On the next page, you’ll find out more about how the changing climate affected the evolution of both herbivores and predators like those earlier dogs…
This one lands a little bit in the realm of “wait, how much was the research grant they got for that?” And actually this very interesting Science News article we found didn’t really detail why we should be so concerned about female fireflies getting turned off by LED lighting (other than the obvious reasons), but we’ll assume there is a good reason. If you know what it is, feel free to add it to the comments!
And it’s always interesting to ponder how human inventions impact the rest of the living world, so here’s a bit of what Science News had to say about firefly sex disruption:
The glow of LED lights might throw off the flirtations of fireflies, new tests suggest.
Females of the big dipper species (Photinus pyralis) don’t flash back at twinkling males quite as often as expected when forced to court under artificial light, says ecologist Ariel Firebaugh of the University of Virginia in Charlottesville. And these less flashy females didn’t end up mating.
Ever had a hard time concentrating because your devices keep interrupting you with notifications? According to a very cool article over on Popular Science, researchers from Tufts University are working on an app for that!
In the time between when you start and finish reading this article, you might check various social media notifications, gaze at your texts, maybe read another few paragraphs of that article on potatoes you meant to read last night. You might think you’re multitasking when you do that, but your brain is actually just switching quickly between tasks, and that means that you’re probably doing all of them pretty poorly. Now computer scientists from Tufts University are developing a system that detects your brain waves and, if your mind is busy, the software can quiet the frenetic beeping of your devices so you can actually concentrate, according to the New Scientist.
The project is called “Phylter” and it uses functional near-infrared spectroscopy (fNIS), a measurement of how the blood flows in the brain. It works by attaching a monitor to the user’s forehead with a band, which shoots beams of light into the brain…
The article goes on to describe how Phylter uses machine learning algorithms to figure out which electronic interruptions are actually important to you and lets those come through while blocking others. Check out the full article and links to the research over on the Popular Science website.
I found an article on Geekwire.com that just rearranged my mind… I read so many SciFi books when I was younger that talked about these “fantastic” space travel concepts like solar sails, ion drives, and fusion engines. Like most people would, I figured that they were more on the fiction side of it than the science side. Turns out that I was very wrong about that! The article details six technologies that come straight out of those old SciFi books but are actually being researched and created today… Amazing!

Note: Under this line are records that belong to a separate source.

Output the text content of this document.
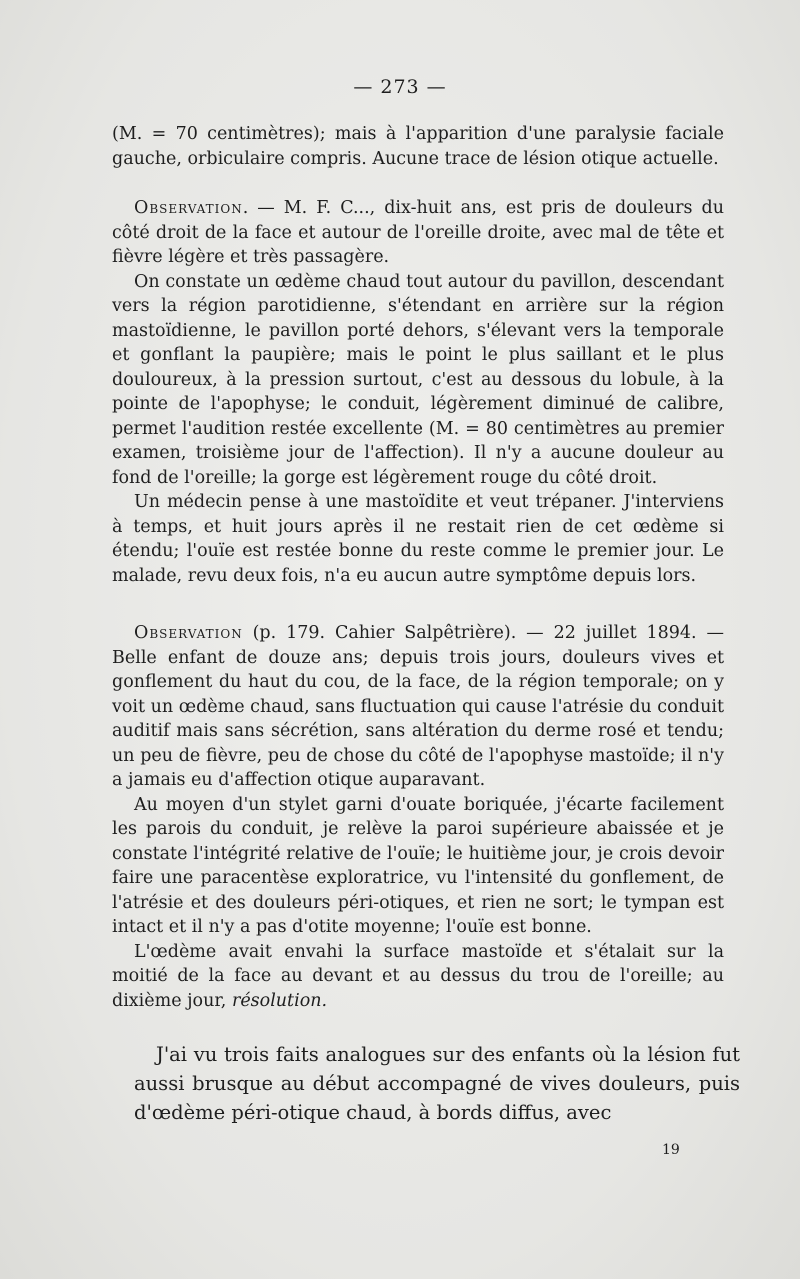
— 273 —

(M. = 70 centimètres); mais à l'apparition d'une paralysie faciale gauche, orbiculaire compris. Aucune trace de lésion otique actuelle.

Observation. — M. F. C..., dix-huit ans, est pris de douleurs du côté droit de la face et autour de l'oreille droite, avec mal de tête et fièvre légère et très passagère.

On constate un œdème chaud tout autour du pavillon, descendant vers la région parotidienne, s'étendant en arrière sur la région mastoïdienne, le pavillon porté dehors, s'élevant vers la temporale et gonflant la paupière; mais le point le plus saillant et le plus douloureux, à la pression surtout, c'est au dessous du lobule, à la pointe de l'apophyse; le conduit, légèrement diminué de calibre, permet l'audition restée excellente (M. = 80 centimètres au premier examen, troisième jour de l'affection). Il n'y a aucune douleur au fond de l'oreille; la gorge est légèrement rouge du côté droit.

Un médecin pense à une mastoïdite et veut trépaner. J'interviens à temps, et huit jours après il ne restait rien de cet œdème si étendu; l'ouïe est restée bonne du reste comme le premier jour. Le malade, revu deux fois, n'a eu aucun autre symptôme depuis lors.

Observation (p. 179. Cahier Salpêtrière). — 22 juillet 1894. — Belle enfant de douze ans; depuis trois jours, douleurs vives et gonflement du haut du cou, de la face, de la région temporale; on y voit un œdème chaud, sans fluctuation qui cause l'atrésie du conduit auditif mais sans sécrétion, sans altération du derme rosé et tendu; un peu de fièvre, peu de chose du côté de l'apophyse mastoïde; il n'y a jamais eu d'affection otique auparavant.

Au moyen d'un stylet garni d'ouate boriquée, j'écarte facilement les parois du conduit, je relève la paroi supérieure abaissée et je constate l'intégrité relative de l'ouïe; le huitième jour, je crois devoir faire une paracentèse exploratrice, vu l'intensité du gonflement, de l'atrésie et des douleurs péri-otiques, et rien ne sort; le tympan est intact et il n'y a pas d'otite moyenne; l'ouïe est bonne.

L'œdème avait envahi la surface mastoïde et s'étalait sur la moitié de la face au devant et au dessus du trou de l'oreille; au dixième jour, résolution.

J'ai vu trois faits analogues sur des enfants où la lésion fut aussi brusque au début accompagné de vives douleurs, puis d'œdème péri-otique chaud, à bords diffus, avec

19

Check this out from the Geekwire article:
Ion drives: These are the engines that provide the “impulse power” for starships on “Star Trek,” but the technology is science fact, not fiction. The current generation of solar-powered ion thrusters provide only enough push as a piece of paper weighing down on your hand — but they figure prominently in NASA’s Dawn mission to Ceres and Vesta and the future mission to a near-Earth asteroid. Aerojet Rocketdyne’s Redmond office plays a key role in electric propulsion development.